In the November 1983 edition of White Dwarf, Ian Waddelow found that Walter Jon Williams wrote the rulebooks "with humour and authority. He makes rule reading absorbing and informative." However, Waddelow criticized the game for its lack of dice and scenarios, but gave the game an overall rating of 9, saying, "This game is highly recommended, and can be played as pure wargaming, pure role-playing, or a mixture of the two. P&G is exciting, flexible and full of atmosphere."

Steve List reviewed Privateers and Gentlemen for Different Worlds magazine and stated that "Privateers And Gentlemen is a well-written game that suffers from a lack of scenarios, and further from a built-in lack of sex appeal except for those interested in the period. A gamemaster setting up a campaign will have to do a lot of work on his own, and will have to have players who are willing to learn enough about the period to be able to play their roles. Playing this game will not be easy, but the rewards for persisting will be enjoyment of a different kind of adventure. It is not a game for the masses, but for the discerning few for whom interest in the subject combines with an interest in role-playing rather than in power gaming."

Jane Vialls, writing about sexism within the role-playing game world, noted that Privateers and Gentlemen is "probably the ultimate example ... where female characters are virtually impossible."

In his 1990 book The Complete Guide to Role-Playing Games, game critic Rick Swan commented "There are few finer examples of historical RPGs than Privateers and Gentlemen, an elegant blend of tactical miniatures games and role-playing ... The game balances simplicity with detail to produce a vivid and compelling re-creation of naval warfare." Swan warned that the miniatures rules were fairly simple, noting, "hardcore wargamers may find these rules too simple for serious military simulations. However, they're quite exciting and easy to learn, complementing the dramatic elements of the role-playing game quite nicely." Swan did not like the random shipboard assignments, and suggested that players be allowed to choose their own assignments "with the referee reserving the right to veto inappropriate selections." As with other critics, Swan noted the "Poor organization and awkward editing" of the rules. Swan called the complete lack of scenarios on the referee since "both ship-to-ship engagements and role-playing are required to create a successful scenario." Swan concluded by giving the game a solid rating of 3 out of 4, saying, "Privateers and Gentlemen stands as an exceptional product by a designer who clearly knows his stuff."

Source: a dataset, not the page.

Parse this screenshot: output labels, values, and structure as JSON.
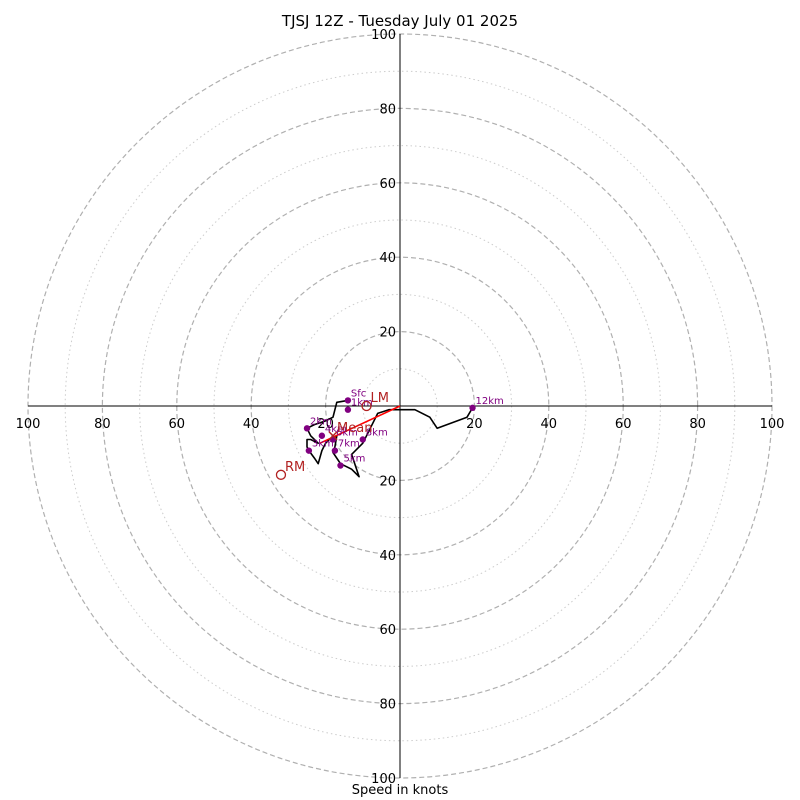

In his 1991 book Heroic Worlds, Lawrence Schick noted the Anglo-centric focus of the game, commenting, "The game is very strong on historical detail for those sailors who are in the Royal Navy or are English privateers, but weak for other nationalities."

James Davis Nicoll in 2020 for Black Gate said "Having never played the game, the only impressions that remain with me are that it was very easy for an officer's career to go off the rails, consigned to half-pay or worse, and that one’s choices as to medical staff were limited to sadists, alcoholics, or alcoholic sadists."